Serology for hMPV was performed using an enzyme immunoassay (EIA) in which purified virus was used in the solid phase. Briefly, the CAN 97-83 strain (a group A virus) was obtained from Dr. Guy Boivin (Laval University, Quebec, Canada) and grown in media containing 0.1 % porcine pancreatic trypsin and 1% albumen on LLC-MK2 monolayers as described. 15 After cytopathic effect was evident the supernatant was harvested and clarified at low speed for 10 minutes. The virus was then pelleted followed by banding on a 60/30% sucrose gradient. The purified virus was diluted in bicarbonate buffer and coated overnight on EIA microtiter plates. Serum dilutions were incubated in plates and developed using alkaline phosphatase conjugated goat anti-human IgG followed by substrate.

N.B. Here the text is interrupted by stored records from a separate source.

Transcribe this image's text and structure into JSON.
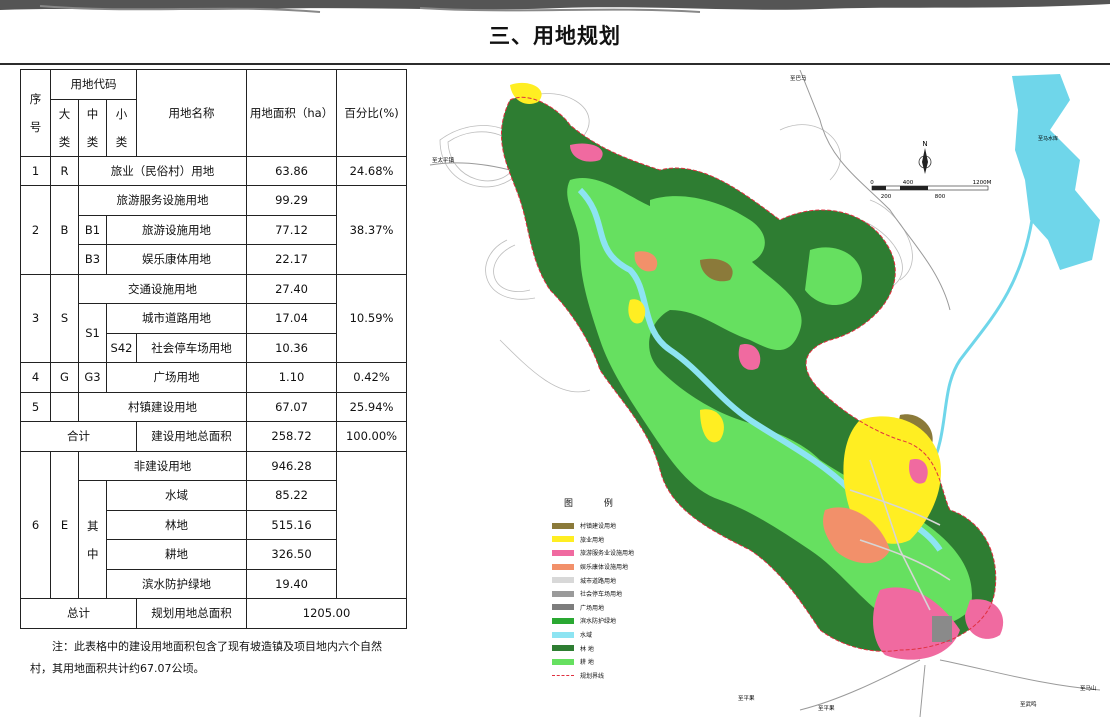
{
  "title": "三、用地规划",
  "table": {
    "h_seq": "序号",
    "h_code": "用地代码",
    "h_major": "大类",
    "h_middle": "中类",
    "h_minor": "小类",
    "h_name": "用地名称",
    "h_area": "用地面积（ha）",
    "h_pct": "百分比(%)",
    "r1": {
      "seq": "1",
      "major": "R",
      "name": "旅业（民俗村）用地",
      "area": "63.86",
      "pct": "24.68%"
    },
    "r2": {
      "seq": "2",
      "major": "B",
      "name": "旅游服务设施用地",
      "area": "99.29",
      "pct": "38.37%",
      "b1_code": "B1",
      "b1_name": "旅游设施用地",
      "b1_area": "77.12",
      "b3_code": "B3",
      "b3_name": "娱乐康体用地",
      "b3_area": "22.17"
    },
    "r3": {
      "seq": "3",
      "major": "S",
      "name": "交通设施用地",
      "area": "27.40",
      "pct": "10.59%",
      "s1_code": "S1",
      "s1_name": "城市道路用地",
      "s1_area": "17.04",
      "s42_code": "S42",
      "s42_name": "社会停车场用地",
      "s42_area": "10.36"
    },
    "r4": {
      "seq": "4",
      "major": "G",
      "middle": "G3",
      "name": "广场用地",
      "area": "1.10",
      "pct": "0.42%"
    },
    "r5": {
      "seq": "5",
      "name": "村镇建设用地",
      "area": "67.07",
      "pct": "25.94%"
    },
    "subtotal": {
      "label": "合计",
      "name": "建设用地总面积",
      "area": "258.72",
      "pct": "100.00%"
    },
    "r6": {
      "seq": "6",
      "major": "E",
      "name": "非建设用地",
      "area": "946.28",
      "middle": "其中",
      "water": "水域",
      "water_area": "85.22",
      "forest": "林地",
      "forest_area": "515.16",
      "farm": "耕地",
      "farm_area": "326.50",
      "green": "滨水防护绿地",
      "green_area": "19.40"
    },
    "total": {
      "label": "总计",
      "name": "规划用地总面积",
      "area": "1205.00"
    }
  },
  "note": "注：此表格中的建设用地面积包含了现有坡造镇及项目地内六个自然村，其用地面积共计约67.07公顷。",
  "map": {
    "north": "N",
    "scale_ticks": [
      "0",
      "200",
      "400",
      "800",
      "1200M"
    ],
    "labels": [
      "至巴马",
      "至太平镇",
      "至平果",
      "至平果",
      "至马山",
      "至武鸣",
      "至马水库"
    ],
    "legend_title": "图  例",
    "legend": [
      {
        "name": "村镇建设用地",
        "color": "#8b7a3a"
      },
      {
        "name": "旅业用地",
        "color": "#ffee22"
      },
      {
        "name": "旅游服务业设施用地",
        "color": "#f06aa0"
      },
      {
        "name": "娱乐康体设施用地",
        "color": "#f2906a"
      },
      {
        "name": "城市道路用地",
        "color": "#d8d8d8"
      },
      {
        "name": "社会停车场用地",
        "color": "#9a9a9a"
      },
      {
        "name": "广场用地",
        "color": "#7d7d7d"
      },
      {
        "name": "滨水防护绿地",
        "color": "#2aa832"
      },
      {
        "name": "水域",
        "color": "#8de4f2"
      },
      {
        "name": "林    地",
        "color": "#2e7d32"
      },
      {
        "name": "耕    地",
        "color": "#66e060"
      },
      {
        "name": "规划界线",
        "color": "#e03040"
      }
    ]
  }
}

Laboratory diagnostic assays for additional respiratory viruses

Although the study was initially designed to evaluate RSV and influenza A infections (diagnosed by culture, RT-PCR and serology), other viruses were also identified either concurrently or retrospectively. These include influenza B (culture and serology), Parainfluenza viruses (culture only), adenovirus (culture only), and coronaviruses 229E and OC43 (serology and RT-PCR).

Definition of infection

Symptomatic hMPV infection was defined as a respiratory illness associated with a positive RT-PCR collected at the time of symptoms, or a ≥ 4-fold rise in serum hMPV-specific IgG titer between acute and convalescent serum. Asymptomatic infection was defined as a ≥ 4-fold rise in hMPV-specific IgG in serum samples bracketing a time frame in which no illnesses were reported. For example, a rise in titer from pre- to post-season serum in persons who did not report an illness during the observation period of November 15 to April 15 was considered evidence of asymptomatic infection. Incompletely evaluated illnesses were those respiratory illnesses for which study subjects were either out of town or failed to report during the winter, but did report to the study staff at the final spring interview and demonstrated a rise in hMPV antibody titer during the study period. Thus, respiratory samples for RT-PCR were not available for these illnesses, and most did not have tightly bracketed serum samples.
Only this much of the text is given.